Etwas Hoffnungsvolles zum Schluss? Auch das Auftauen des Permafrosts besitzt einen Kipppunkt. Beim Auftauen würden riesige Mengen von Treibhausgasen entstehen, die dann das Klima weiter erwärmen. Wo bleibt das Positive? Ein viel diskutierter Runaway Effekt, bei dem sich das Klima einfach immer weiter erwärmen würde durch das Tauen des Permafrosts, würde wohl nicht auftreten [4]. Ein Horrorszenario weniger.

Noch mehr Infos zu Kipppunkten

Wenn ihr euch für weitere Kippelemente des Klimasystems interessiert, empfehle ich euch die Infoseite des Potsdam-Institut für Klimafolgenforschung zu diesem Thema.

Außerdem gibt es das Greenpeace Projekt @Grad.jetzt , das Kipppunkte sichtbar machen will.

Meereisdaten von 01. bis 31. Juli 2023 stammen von www.meereisportal.de (Förderung: REKLIM-2013-04).

Auch in Bremen und Bremerhaven wird eine Menge zu Kippelementen geforscht und visualisiert. Ein gutes Beispiel ist die Entwicklung des Meereises. Das Schwinden des Meereises in der Arktis könnt ihr auf dem Meereisportal des Alfred-Wegener-Institus in Bremerhaven mitverfolgen.
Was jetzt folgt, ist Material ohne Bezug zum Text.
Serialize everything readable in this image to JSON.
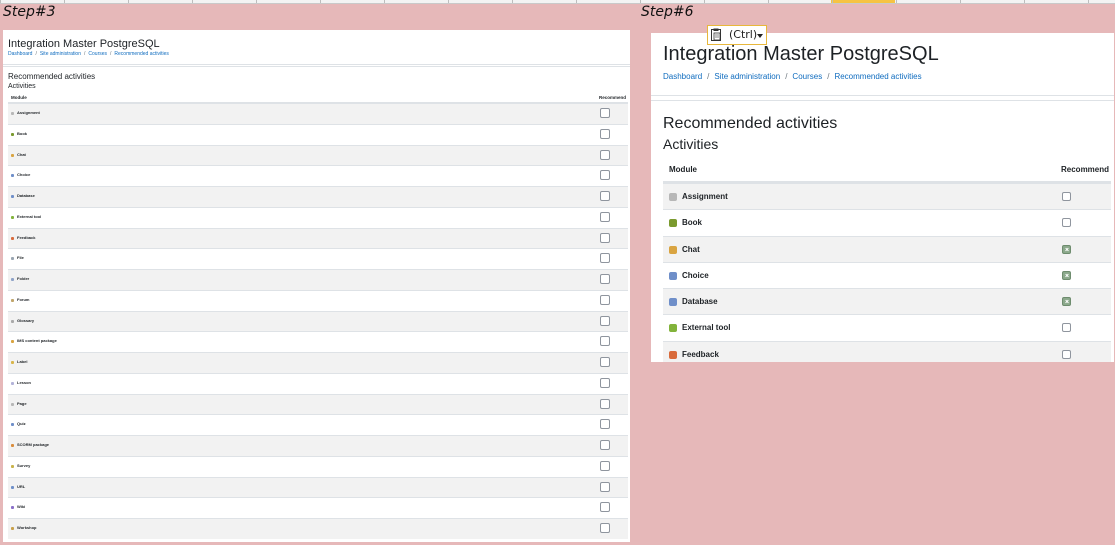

Dort könnt ihr selbst erkunden, wie viel Meereis es aktuell gibt und wie sehr es schon geschrumpft ist. Außerdem findet ihr dort topaktuelles Meereiswissen, das am AWI und am Institut für Umweltphysik in Bremen erforscht wird.

Forscher*innen diskutieren immer wieder, welche Elemente des Klimasystems tatsächlich Kipppunkte besitzen und welche eventuell doch reversibel sind oder sich graduell verändern. Das Meereis der Arktis ist ein Beispiel dafür, bei dem sich Wissenschaftler*innen uneinig sind, ob es ein Kippelement ist oder nicht. So oder so, das Meereis ist ein wichtiger Teil des Klimasystems und es verändert sich extrem schnell. Überzeugt euch selbst im Meereisportal.

Von der Theorie zur Aktion

Politik und Industrie haben eine ganze Menge zu tun, um die globale Erwärmung auf 1,5°C zu begrenzen. Aber auch Studierende der Uni Bremen können etwas tun. Ein Beispiel dafür findet ihr in unserem zweiten Klima Special. Habt ihr schon vom Krümelmonster gehört? Amelie stellt euch eine Gruppe vor, die für klima- und soziale Gerechtigkeit an der Uni kämpft und dafür die Keksdose besetzt hat.

Quellen:

[1] Kloenne, U., Nauels, A., Pearson, P. et al. Only halving emissions by 2030 can minimize risks of crossing cryosphere thresholds. Nat. Clim. Chang. 13, 9–11 (2023). https://doi.org/10.1038/s41558-022-01566-4

[2] https://www.climate.gov/news-features/understanding-climate/climate-change-global-sea-level (24.08.23)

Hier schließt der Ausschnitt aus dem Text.